Canadian investigators believe the unsafe practice of departing from remote airports with a degree of icing contamination on critical surfaces had become normalised, before a fatal accident involving a West Wind ATR 42-300 at Fond-du-Lac.

This normalisation resulted partly from the inadequacy of de-icing equipment or services at these remote locations, says Transportation Safety Board of Canada, and was reinforced by “past success” in adapting to the situation.

Investigators probing the accident found that “no effective risk controls” had been in place to mitigate the hazard of ground icing when West Wind started services from Fond-du-Lac in 2014.

Some ice had already accumulated on the ATR during its approach to the airport on 13 December 2017, but the crew did not experience any handling problems before the landing.

West Wind ATR crash-c-Transportation Safety Board of Canada

Source: Transportation Safety Board of Canada

Departing from remote airports with ice contamination had become a normal practice

Prior to its subsequent departure, additional ice had accumulated on the ATR’s critical surfaces.

But the first officer’s ice inspection consisted only of walking around the aircraft – which was parked on a dimly-lit apron – without a torch, and looking at the left wing from the top of the left-hand aft entry door.

“As a result, the full extent of the residual ice and ongoing accretion was unknown to the flightcrew,” says the inquiry.

“Although the [pilots] were aware of icing on the aircraft’s critical surfaces, they decided that the occurrence departure could be accomplished safely.”

The inquiry says “continuation bias” influenced this decision because cues supporting the plan were perceived as “more compelling” than later cues suggesting otherwise.

Ice accumulation increased the aircraft’s drag by 58%, it states, while lift was reduced by 25% during take-off.

The ATR nevertheless managed to climb initially, but began to roll to the left after becoming airborne as a result of asymmetric lift distribution arising from uneven contamination.

As the aircraft rolled, says the inquiry, the captain reacted as if the aircraft was uncontaminated.
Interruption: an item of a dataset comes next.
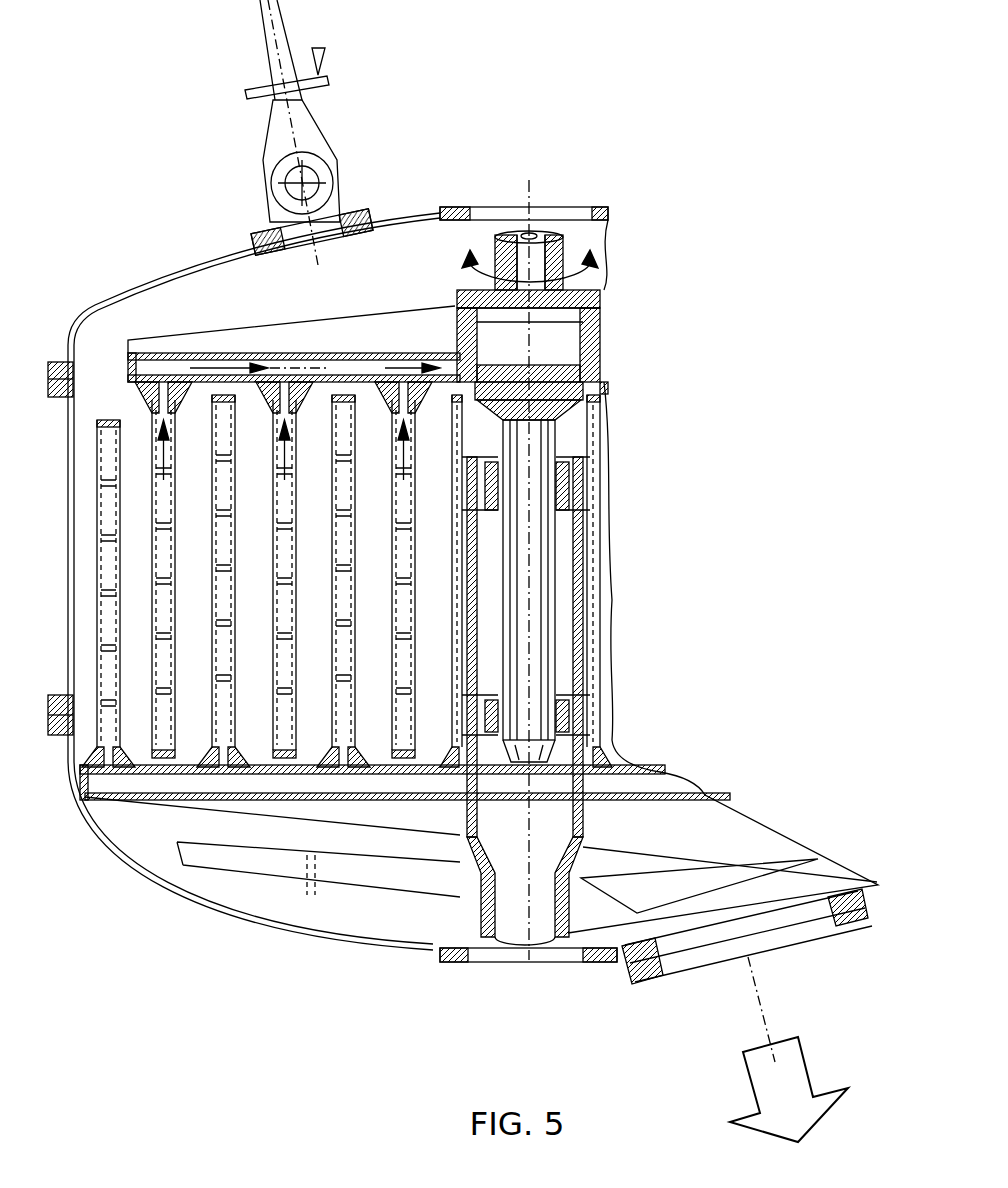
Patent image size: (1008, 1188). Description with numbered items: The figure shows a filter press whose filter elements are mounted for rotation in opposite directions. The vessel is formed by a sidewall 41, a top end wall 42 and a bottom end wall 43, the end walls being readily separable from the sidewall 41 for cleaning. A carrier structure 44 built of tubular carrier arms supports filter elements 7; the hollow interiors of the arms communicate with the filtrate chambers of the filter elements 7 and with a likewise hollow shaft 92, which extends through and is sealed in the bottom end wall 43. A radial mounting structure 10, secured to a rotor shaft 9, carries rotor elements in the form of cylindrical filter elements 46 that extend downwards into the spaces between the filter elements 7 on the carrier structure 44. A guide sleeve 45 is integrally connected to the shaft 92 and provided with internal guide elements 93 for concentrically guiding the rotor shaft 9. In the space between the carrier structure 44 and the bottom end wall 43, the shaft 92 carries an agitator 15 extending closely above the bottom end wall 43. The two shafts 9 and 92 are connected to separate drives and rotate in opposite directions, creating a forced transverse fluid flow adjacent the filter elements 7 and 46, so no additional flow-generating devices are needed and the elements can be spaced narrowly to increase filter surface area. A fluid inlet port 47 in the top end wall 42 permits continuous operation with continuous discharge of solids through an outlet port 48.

But the aircraft responded with diminished roll damping, resulting in “unexpected” handling and dynamic response.

Analysis determined that the ailerons had sufficient authority to counteract the asymmetric lift that triggered the roll. But the aircraft’s dynamic response resulted in the roll evolving into an oscillation of increasing magnitude, and the crew lost control of the roll axis.

The ATR lost altitude and struck the ground with a left bank of 30° and level pitch.

Its landing-gear housing did not deform and the unattenuated acceleration caused the wing support structure to fail. As the wing collapsed into the cabin, above the main landing-gear, it seriously injured passengers seated in the left mid-cabin, one of them fatally.